June 8, 2007

Math Mag's Greatest Hits

In its various incarnations, Mathematics Magazine, which is published by the Mathematical Association of America (MAA), has been around for more than 75 years. All issues of the Magazine, as long as they are more than three years old, are available on the Web through the JSTOR archive, a database to which many college libraries and other institutions subscribe.

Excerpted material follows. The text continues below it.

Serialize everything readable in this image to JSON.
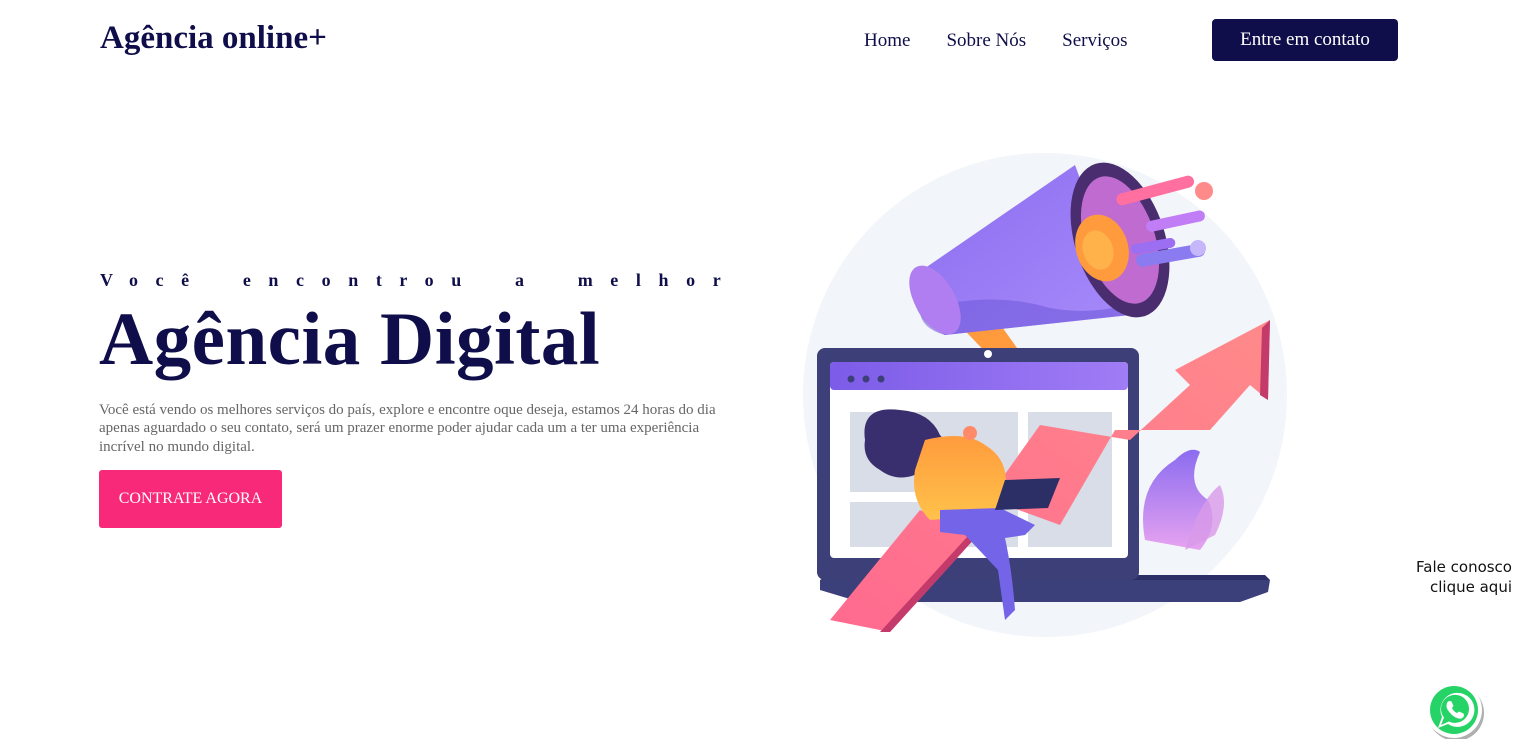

Use of the JSTOR archive has been increasing steadily over the years since the Magazine first became available in this form in 2002, and it's now possible to see which of its hundreds of articles have been particularly appealing or useful. Here are the fifteen most frequently viewed articles to date:
  1. "The Golden Section and the Piano Sonatas of Mozart" by John F. Putz. October 1995, 68:275-282.
  2. "Rigor and Proof in Mathematics: A Historical Perspective" by Israel Kleiner. December 1991, 64:291-314.
  3. "The Influence of Mathematics on the Philosophy of Descartes" by R.H. Moorman. April 1943, 17:296-307.
  4. "Hypatia of Alexandria" by A.W. Richeson. November 1940, 15:74-82.
  5. "Humanizing Mathematics" by R.C. Archibald. November 1932, 7:8-11.
  6. "The 2500-Year-Old Pythagorean Theorem" by Darko Veljan. October 2000, 73:259-272.
  7. "The Number System of the Mayas" by Gary D. Salyers. September 1954, 28:44-48.
  8. "The Evolution of Group Theory: A Brief Survey" by Israel Kleiner. October 1986, 59:195-215.
  9. "Zero: The Symbol, the Concept, the Number" by Carl B. Boyer. March 1945, 18:323-330.
  10. "Descartes and Problem-Solving" by Judith Grabiner. April 1995, 68:83-97.
  11. "Assigning Driver's License Numbers" by Joseph A. Gallian. February 1991, 64:13-22.
  12. "Mathematics and Literature" by D.O. Koehler. March 1982, 55:81-95.
  13. "Good-bye Descartes?" by Keith Devlin. December 1996, 69:344-349.
  14. "Another Proof of the Fundamental Theorem of Algebra" by Daniel J. Velleman. June 1997, 70:216-217.
  15. "The Evolution of Mathematics in Ancient China" by Frank Swetz. January 1979, 52:10-19.
Interestingly, the list includes articles from every decade of Mathematics Magazine's existence, except the 1920s. The topics are widely varied, though there is a distinct bias toward the history of mathematics. And the name Descartes appears in three of the titles! Curiously, the article "Humanizing Mathematics" is simply a four-page list of books (including several devoted to puzzles and recreational mathematics) and articles (selected mainly from the Mathematics Teacher), compiled by R.C. Archibald of Brown University in 1932.

Several of the top articles are also available in the new MAA book The Harmony of the World: 75 Years of Mathematics Magazine, which features 38 selections from the archive.

For anyone who does not have access to the JSTOR archive at a local library, these articles will soon be available individually from JSTOR for a fee (and they can be found in a Google search). MAA members also have the option of obtaining an individual subscription to JSTOR, which provides access to the full archives of not only Mathematics Magazine but also The American Mathematical Monthly and The College Mathematics Journal.


Alexanderson, G.L., ed. 2007. The Harmony of the World: 75 Years of Mathematics Magazine. Mathematical Association of America.